The phishing technique seeks to exploit the Single Sign-On authentication model to trick the user into coughing up sensitive information, chiefly their login credentials.
With Steam, analysts at Group-IB found that in order to lure in victims, the malicious attackers asked them to log into Steam to “join a team for a LoL, CS, Dota 2, or PUBG tournament, to vote for [their] favorite team, to buy discounted tickets to cybersport events, and more”. In other words, users were lured in.
Once Steam credentials are entered, the site proceeds to request a Steam Guard authentication code. After this is entered, the details are gathered and attackers log into their victim’s Steam account and take control of it.
Looking into the matter for Digital Journal is Alon Levin, VP of Product Management at Seraphic Security.
Levin begins by considering the nature of the attack, noting: “Unfortunately, this approach is rising in popularity among threat actors looking to create fake login forms and sell access to accounts.”
The attack method creates fake browser windows within the active window, making it appear as a sign-in pop-up page for a targeted login service.
With the specific incident, Levin continues: “In this case, displaying fake browser windows and login forms has allowed this attack method to access the accounts and credentials of Microsoft and Google users.”
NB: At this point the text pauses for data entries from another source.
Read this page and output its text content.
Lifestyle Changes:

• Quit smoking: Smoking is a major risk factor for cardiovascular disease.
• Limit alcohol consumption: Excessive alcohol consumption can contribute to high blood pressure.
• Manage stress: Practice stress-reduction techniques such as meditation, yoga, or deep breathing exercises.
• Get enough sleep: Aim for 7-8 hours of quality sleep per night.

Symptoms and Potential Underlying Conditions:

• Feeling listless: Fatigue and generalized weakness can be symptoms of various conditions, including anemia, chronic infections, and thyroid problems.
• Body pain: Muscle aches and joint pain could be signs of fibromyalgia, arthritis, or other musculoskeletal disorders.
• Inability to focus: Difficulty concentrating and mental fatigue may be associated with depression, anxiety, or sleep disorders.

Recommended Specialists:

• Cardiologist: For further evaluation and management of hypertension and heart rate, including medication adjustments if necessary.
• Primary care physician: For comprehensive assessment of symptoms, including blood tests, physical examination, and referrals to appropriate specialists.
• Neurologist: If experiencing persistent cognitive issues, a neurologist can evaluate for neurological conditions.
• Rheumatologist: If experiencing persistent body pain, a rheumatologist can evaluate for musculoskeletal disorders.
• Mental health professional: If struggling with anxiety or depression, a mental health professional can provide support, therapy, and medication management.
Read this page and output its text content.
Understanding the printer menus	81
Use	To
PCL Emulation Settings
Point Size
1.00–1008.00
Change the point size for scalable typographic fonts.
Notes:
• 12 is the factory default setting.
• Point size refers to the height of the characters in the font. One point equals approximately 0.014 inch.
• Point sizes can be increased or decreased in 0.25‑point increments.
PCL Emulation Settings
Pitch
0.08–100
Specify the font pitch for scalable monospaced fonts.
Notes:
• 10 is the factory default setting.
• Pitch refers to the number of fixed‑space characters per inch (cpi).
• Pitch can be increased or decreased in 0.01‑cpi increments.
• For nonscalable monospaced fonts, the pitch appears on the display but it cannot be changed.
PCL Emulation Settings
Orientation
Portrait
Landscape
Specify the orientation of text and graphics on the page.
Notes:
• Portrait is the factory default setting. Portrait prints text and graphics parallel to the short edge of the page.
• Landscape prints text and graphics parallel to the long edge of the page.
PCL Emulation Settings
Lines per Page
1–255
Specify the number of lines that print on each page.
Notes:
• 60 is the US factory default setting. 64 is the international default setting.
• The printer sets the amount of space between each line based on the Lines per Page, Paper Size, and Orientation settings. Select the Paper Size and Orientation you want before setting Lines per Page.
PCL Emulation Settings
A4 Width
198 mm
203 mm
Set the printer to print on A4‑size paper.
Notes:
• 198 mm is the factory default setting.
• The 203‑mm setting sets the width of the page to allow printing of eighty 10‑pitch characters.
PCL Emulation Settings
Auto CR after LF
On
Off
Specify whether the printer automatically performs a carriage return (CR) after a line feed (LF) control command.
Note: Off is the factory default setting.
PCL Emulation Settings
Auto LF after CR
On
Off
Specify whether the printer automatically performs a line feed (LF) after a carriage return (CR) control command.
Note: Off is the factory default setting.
When the computer user proceeds to access Steam, Levin explains: “Visitors are requested to log in and are then redirected to a fake window, where credentials are stolen after being entered by the user.
Moving on to consider the attack method more fully, Levin finds: “Although Browser-in-the-Browser attacks are becoming a more common tactic with cybercriminals, Internet users can mitigate these threats by leveraging comprehensive browser security.”
So how might such attacks be thwarted? Levin explains: “Though users can easily mistake such sites as the one targeted in this phishing attempt for being legitimate, a system that is based on execution flow analysis can thwart these attacks easily.”
Levin adds: “Systems based on execution flow analysis can thwart these attacks, maintain session integrity and prevent other types of phishing and social engineering attacks.”